Owning Up by George Pelecanos

Pelecanos is a supremely gifted crime writer. 21 crime thriller/mysteries to his credit - I've read them all. He's also an Emmy-nominated screenwriter/producer best known for what many critics have said is/was the best crime show ever on television: HBOs The Wire. Add to that other HBO titles like The Deuce, The Treme, and We Own This City. Look him up on IMDB.com

And he graduated from my high school, the venerable Northwood HS in Silver Spring, MD . . . yeah, I'm biased. But I didn't know he was a fellow alum until well after I'd been hooked by his work. 
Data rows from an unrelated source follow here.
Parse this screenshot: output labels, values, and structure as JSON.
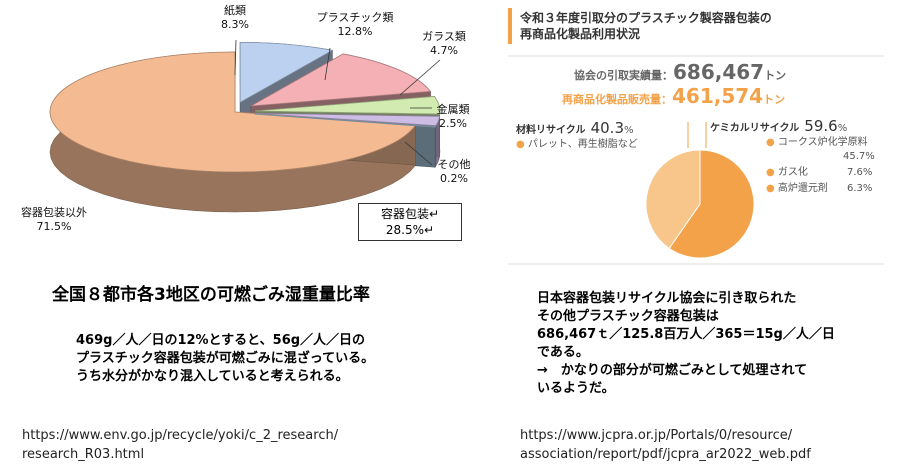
{
  "left_chart": {
    "chart_data": {
      "type": "pie",
      "categories": [
        "容器包装以外",
        "紙類",
        "プラスチック類",
        "ガラス類",
        "金属類",
        "その他"
      ],
      "values": [
        71.5,
        8.3,
        12.8,
        4.7,
        2.5,
        0.2
      ],
      "labels": [
        "容器包装以外\n71.5%",
        "紙類\n8.3%",
        "プラスチック類\n12.8%",
        "ガラス類\n4.7%",
        "金属類\n2.5%",
        "その他\n0.2%"
      ],
      "colors": [
        "#f4bb93",
        "#bcd0ef",
        "#f4b0b4",
        "#d2ebb0",
        "#cdbce3",
        "#a7c7de"
      ],
      "annotation": "容器包装↵\n28.5%↵"
    },
    "caption": "全国８都市各3地区の可燃ごみ湿重量比率"
  },
  "right_chart": {
    "title_line1": "令和３年度引取分のプラスチック製容器包装の",
    "title_line2": "再商品化製品利用状況",
    "stats": {
      "collected_label": "協会の引取実績量：",
      "collected_value": "686,467",
      "collected_unit": "トン",
      "sold_label": "再商品化製品販売量：",
      "sold_value": "461,574",
      "sold_unit": "トン"
    },
    "chart_data": {
      "type": "pie",
      "categories": [
        "材料リサイクル",
        "ケミカルリサイクル"
      ],
      "values": [
        40.3,
        59.6
      ],
      "colors": [
        "#f8c68b",
        "#f3a24a"
      ]
    },
    "material": {
      "name": "材料リサイクル",
      "pct": "40.3",
      "pct_sign": "%",
      "note": "パレット、再生樹脂など"
    },
    "chemical": {
      "name": "ケミカルリサイクル",
      "pct": "59.6",
      "pct_sign": "%",
      "items": [
        {
          "name": "コークス炉化学原料",
          "value": "45.7%"
        },
        {
          "name": "ガス化",
          "value": "7.6%"
        },
        {
          "name": "高炉還元剤",
          "value": "6.3%"
        }
      ]
    }
  },
  "left_text": {
    "line1": "469g／人／日の12%とすると、56g／人／日の",
    "line2": "プラスチック容器包装が可燃ごみに混ざっている。",
    "line3": "うち水分がかなり混入していると考えられる。"
  },
  "right_text": {
    "line1": "日本容器包装リサイクル協会に引き取られた",
    "line2": "その他プラスチック容器包装は",
    "line3": "686,467ｔ／125.8百万人／365＝15g／人／日",
    "line4": "である。",
    "line5": "→　かなりの部分が可燃ごみとして処理されて",
    "line6": "いるようだ。"
  },
  "urls": {
    "left_line1": "https://www.env.go.jp/recycle/yoki/c_2_research/",
    "left_line2": "research_R03.html",
    "right_line1": "https://www.jcpra.or.jp/Portals/0/resource/",
    "right_line2": "association/report/pdf/jcpra_ar2022_web.pdf"
  }
}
Owning Up isn't a crime novel. It's four short stories, as always, based in Washington DC:

1. The Amusement Machine: a small timer out of jail after passing some bad checks. On a lark, he puts his name in as an extra for a TV show being shot in Baltimore. Makes friends with an ambitious extra who wants more than to just stand in the background. He's after a speaking role. The check grifter? He's just looking for a score.

2. No Knock:  a successful book and magazine writer's home is the subject of a no-knock warrant being executed. Seems the writer's oldest son was part of a mugging/hold up involving a drug dealer.
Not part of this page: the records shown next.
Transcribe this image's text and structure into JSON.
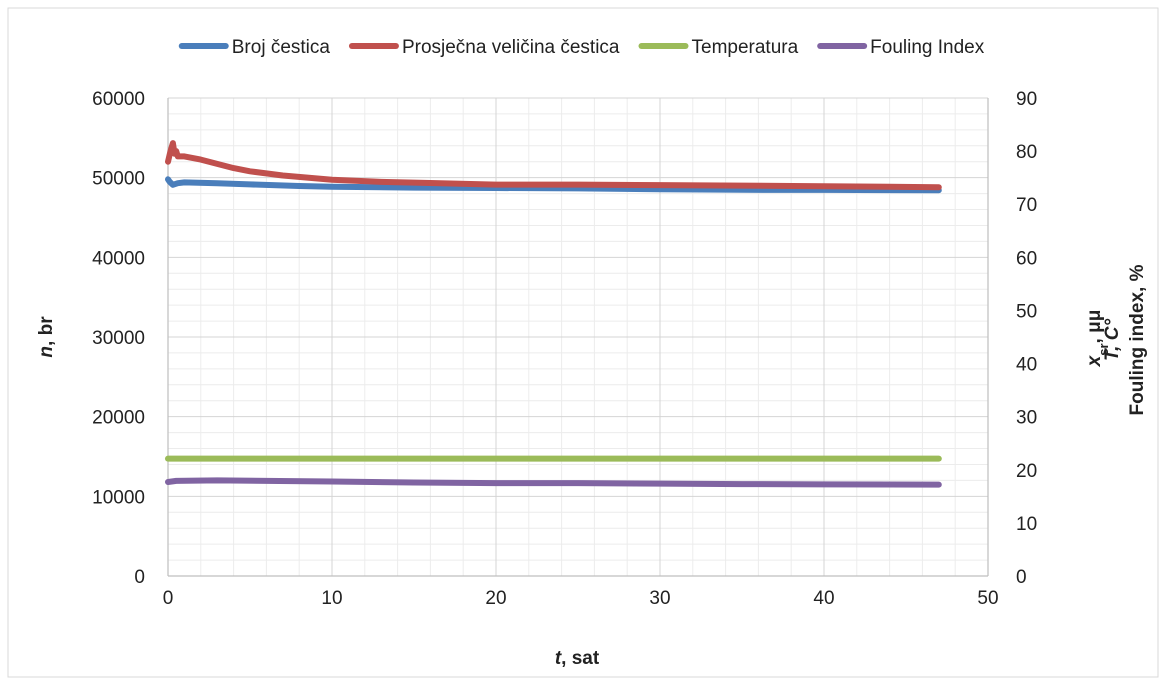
{
  "chart_data": {
    "type": "line",
    "x_axis": {
      "title_var": "t",
      "title_rest": ", sat",
      "min": 0,
      "max": 50,
      "ticks": [
        0,
        10,
        20,
        30,
        40,
        50
      ]
    },
    "y_left_axis": {
      "title_var": "n",
      "title_rest": ", br",
      "min": 0,
      "max": 60000,
      "ticks": [
        0,
        10000,
        20000,
        30000,
        40000,
        50000,
        60000
      ]
    },
    "y_right_axis": {
      "title_line1_var": "x",
      "title_line1_sub": "sr",
      "title_line1_rest": ", μμ",
      "title_line2": "T, C°",
      "title_line3": "Fouling index, %",
      "min": 0,
      "max": 90,
      "ticks": [
        0,
        10,
        20,
        30,
        40,
        50,
        60,
        70,
        80,
        90
      ]
    },
    "grid": true,
    "legend_position": "top",
    "series": [
      {
        "name": "Broj čestica",
        "color": "#4a7ebb",
        "axis": "left",
        "points": [
          [
            0,
            49800
          ],
          [
            0.1,
            49500
          ],
          [
            0.3,
            49100
          ],
          [
            0.6,
            49300
          ],
          [
            1,
            49400
          ],
          [
            3,
            49300
          ],
          [
            5,
            49150
          ],
          [
            8,
            48950
          ],
          [
            10,
            48850
          ],
          [
            15,
            48750
          ],
          [
            20,
            48700
          ],
          [
            25,
            48650
          ],
          [
            30,
            48550
          ],
          [
            35,
            48480
          ],
          [
            40,
            48470
          ],
          [
            47,
            48420
          ]
        ]
      },
      {
        "name": "Prosječna veličina čestica",
        "color": "#c0504d",
        "axis": "right",
        "points": [
          [
            0,
            78
          ],
          [
            0.15,
            80
          ],
          [
            0.3,
            81.5
          ],
          [
            0.4,
            79.5
          ],
          [
            0.5,
            80
          ],
          [
            0.6,
            79
          ],
          [
            1,
            79
          ],
          [
            2,
            78.4
          ],
          [
            3,
            77.6
          ],
          [
            4,
            76.8
          ],
          [
            5,
            76.2
          ],
          [
            7,
            75.4
          ],
          [
            10,
            74.6
          ],
          [
            13,
            74.2
          ],
          [
            16,
            74
          ],
          [
            20,
            73.7
          ],
          [
            25,
            73.7
          ],
          [
            30,
            73.6
          ],
          [
            35,
            73.5
          ],
          [
            40,
            73.4
          ],
          [
            47,
            73.2
          ]
        ]
      },
      {
        "name": "Temperatura",
        "color": "#9bbb59",
        "axis": "right",
        "points": [
          [
            0,
            22.1
          ],
          [
            47,
            22.1
          ]
        ]
      },
      {
        "name": "Fouling Index",
        "color": "#8064a2",
        "axis": "right",
        "points": [
          [
            0,
            17.7
          ],
          [
            0.5,
            17.9
          ],
          [
            3,
            18
          ],
          [
            6,
            17.9
          ],
          [
            10,
            17.8
          ],
          [
            15,
            17.6
          ],
          [
            20,
            17.5
          ],
          [
            25,
            17.5
          ],
          [
            30,
            17.4
          ],
          [
            35,
            17.3
          ],
          [
            40,
            17.25
          ],
          [
            47,
            17.2
          ]
        ]
      }
    ]
  }
}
3. Knickerbocker: A young woman aspires to write. Wants to write an historical novel. She decides to narrow her research to her family history specifically in the years after WWI. She manages to locate a couple elderly relative and engages in some revealing oral history particularly around a disaster in a movie theater in the pre depression years.

 4. Owning Up: A grown man remembering racial confrontations that have repeatedly descended upon DC over his lifetime. 
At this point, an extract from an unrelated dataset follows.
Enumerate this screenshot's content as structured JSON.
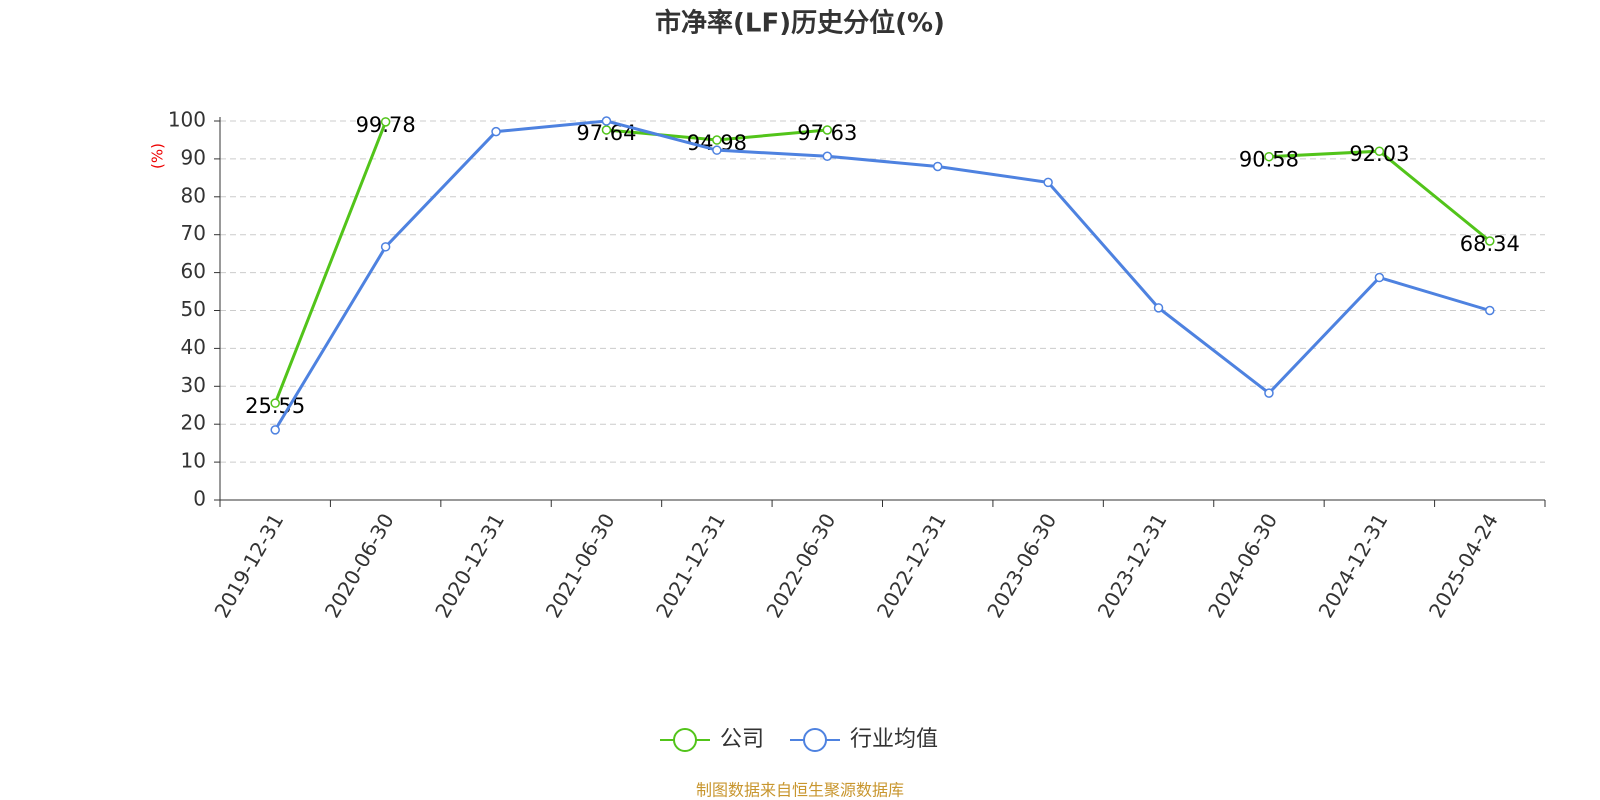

Now these are a bit of a departure from his usual street crime forte. From the very start, these seem to be personal. Really personal. All of his books are respected for his skill at developing characters. While searching for a .jpg of the cover, I came across an NPR interview from Feb 2024 (at the time of publication). Turns out, No Knock actually happened to Pelecanos. 2009. Just blocks across the DC/MD border. Lights, cars, SWAT, rifles, to the floor, zip-tied, made fun of by the cops. In the 4th story is considerable detail about being in high school and getting talked into participating in a break-in. Does it sound like the author got roped into driving his car one night?  And who knows just how much else were tales from his life. Betting there are plenty. 

And while there are many reasons to admire his work, one aspect runs true through all his books - Washington, DC. He manages to portray DC geography and its sense of being into a critical character in all his books. I've read tons of mysteries/thrillers based in, or pass through, DC where the authors take liberties with the city (e.g., started walking from the Lincoln Memorial to the Capitol arriving about a half hour later. Yeah, like that's gonna happen. Given the current DC traffic you'd be lucky to drive that distance in a half hour). Not Pelecanos. He give DC to us as it is, warts and all; importantly, nary a mention of the federal government. Don't believe me? Have a DC atlas open and follow along. 

And he STILL lives in Silver Spring, MD. Has stayed true to his roots. No Hollywood suck up here.

Pick up this book. It's short. You can read all 4 stories in an undisturbed day. And if it's your first Pelecanos book, plan on heading to your library to dive in and appreciate the gift Pelecanos shares with us. 

Dennis Lehane says, "The guy's a national treasure." Stephen King has called him "Perhaps the greatest living American  crime writer." Who are we to argue with the likes of Lehane and King?